BUSINESS THAT WITHSTANDS THE TEST OF TIME
Dear Shareholders,
We started the financial year after a severe economic crisis. Pre-tax profit plunged from $17 million in FY2008 to $1.6 million in FY2009. We expected the going to be fraught with challenges and uncertainties. And indeed it was for the mills, distributors and end-users. In H1 of FY2010, the stainless steel industry saw weak consumption yet faced rising input (nickel, molybdenum and chromium) costs. The weakening US dollar and speculators, rather than fundamentals, pushed up nickel prices.
Nickel prices on the London Metals Exchange rose from approximately US$18,700 per metric ton at the end of January 2010 to US$24,900 towards the end of March 2010 despite reported ample global nickel stocks.
In early Q4 of FY2010 nickel and molybdenum prices went up further. Nickel price was US$25,800 per metric ton at the end of April 2010 and US$19,400 at the end of June 2010 - a decline of almost 25%. This price volatility made stocking decisions particularly difficult.
PERFORMANCE
The downturn last year posed a real challenge to us, but the difficulties we faced helped reinforce the strength of our business model. We focused on our core business and our unbroken profit record was maintained. We ended this year with a net profit of $3.7 million.
In the midst of the volatile market, which makes price-forecasting difficult, the Company maintained a conservative inventory, purchasing and pricing policy throughout the year. Our inventory at end of FY2010 was $28.3 million, compared with $34.6 million at end of FY2009. In terms of average inventory turnover time, it declined from 338 days to 296 days. Hence, in spite of the weak economic conditions, the pre-tax profit improved from FY2009’s $1.6 million to $4.5 million in FY2010. In fact our margins improved across the board on all the industrial segments that we sell to.
The results for FY2010 also benefited from the Jobs Credit Scheme. During the financial year, we benefited from a $138,000 grant that went towards defraying some of our employment costs. However, the Scheme was discontinued on 1 April 2010.
In a climate of open and intense competition, the key to success is to compete better and faster in terms of product and service. We will need to focus on driving productivity and speeding up response time from order to delivery. We will also need to look into opportunities to grow our revenue from new geographical locations and activities.
STRATEGY IMPLEMENTATION
SG Metals Pte Ltd was incorporated during the year to undertake the importation and sale of stainless steel products from China. For this purpose, our second warehouse at 32 Gul Crescent which we decided not to redevelop was renovated during the year to provide 1,087 square metres of additional covered storage area.
We also incorporated a “wholly foreign owned enterprise” in Suzhou, the People’s Republic of China.

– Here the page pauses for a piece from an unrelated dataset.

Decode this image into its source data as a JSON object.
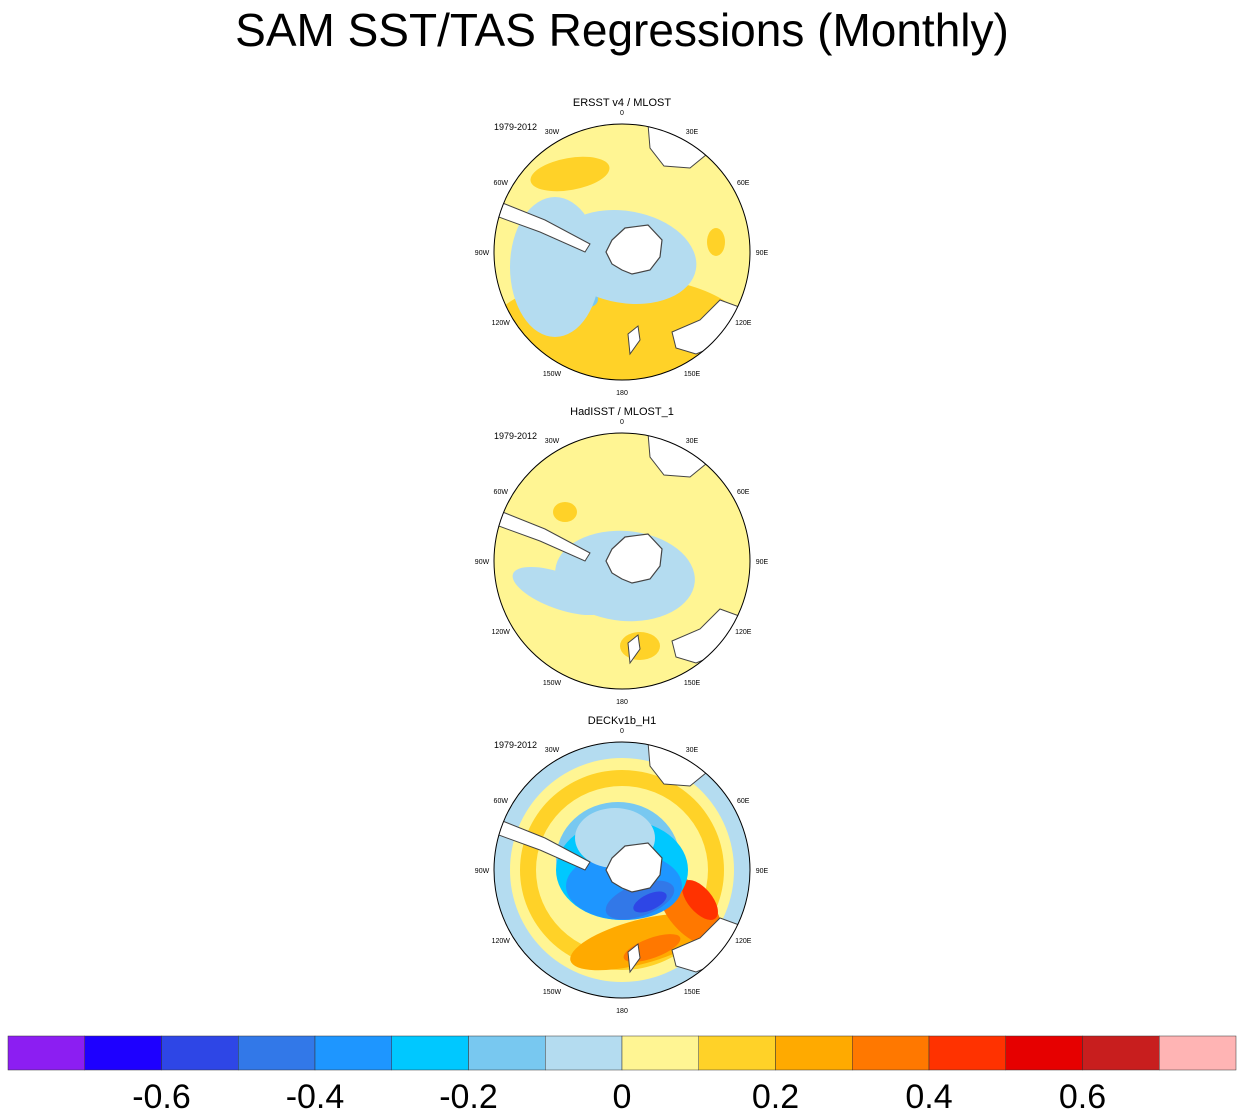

We entered into a one year agreement with a major customer (a USA corporation) to whom we will provide supplies in Suzhou. We leased a warehouse in the Suzhou Industrial Park for this purpose. This is the first time we ventured out of Singapore, and is not without risks. However we must be willing to take a calculated risk and be prudent in seeking such opportunities.
In the new financial year, improving our margins, accessing new markets and introducing new products are our key challenges. In view of this, the Company’s organisational structure was reviewed, some key performance indicators were established and a monthly variable pay component was introduced during the year to face the new challenges.
MARKET OUTLOOK AND GROWTH ASSESSMENT
We recognise the need to remain competitive. As such, we shall strive to increase market share through faster response to market conditions in terms of pricing and delivery. We intend to widen the range of stainless steel products and explore strategic alliances with both suppliers and customers. While focusing on our existing markets, especially Singapore, we shall continue to explore opportunities in other geographical markets like Brazil where the outlook for Oil and Gas is promising.
We will also search for potential acquisitions that could extend our core competencies or provide diversification and are earnings accretive. Market entry through acquisitions will be more efficient as it provides immediate scale. However, we are mindful that valuation has to be reasonable and business risks must be manageable.
MANAGING CHANGE
In ensuring that the Company remains resilient to economic changes, we aspire to be more innovative in our business approach, driving excellence in all our operations and processes, and embrace a customer-oriented culture.
We also aim to boost business growth by strengthening our infrastructure in management capability and business processes.
Finally, I wish to express my appreciation and gratitude to my colleagues who have been fully committed and engaged to engender positive changes for the Company. Last but not least, my appreciation goes to our shareholders for their support throughout the year and for contributing towards our progress even in challenging times.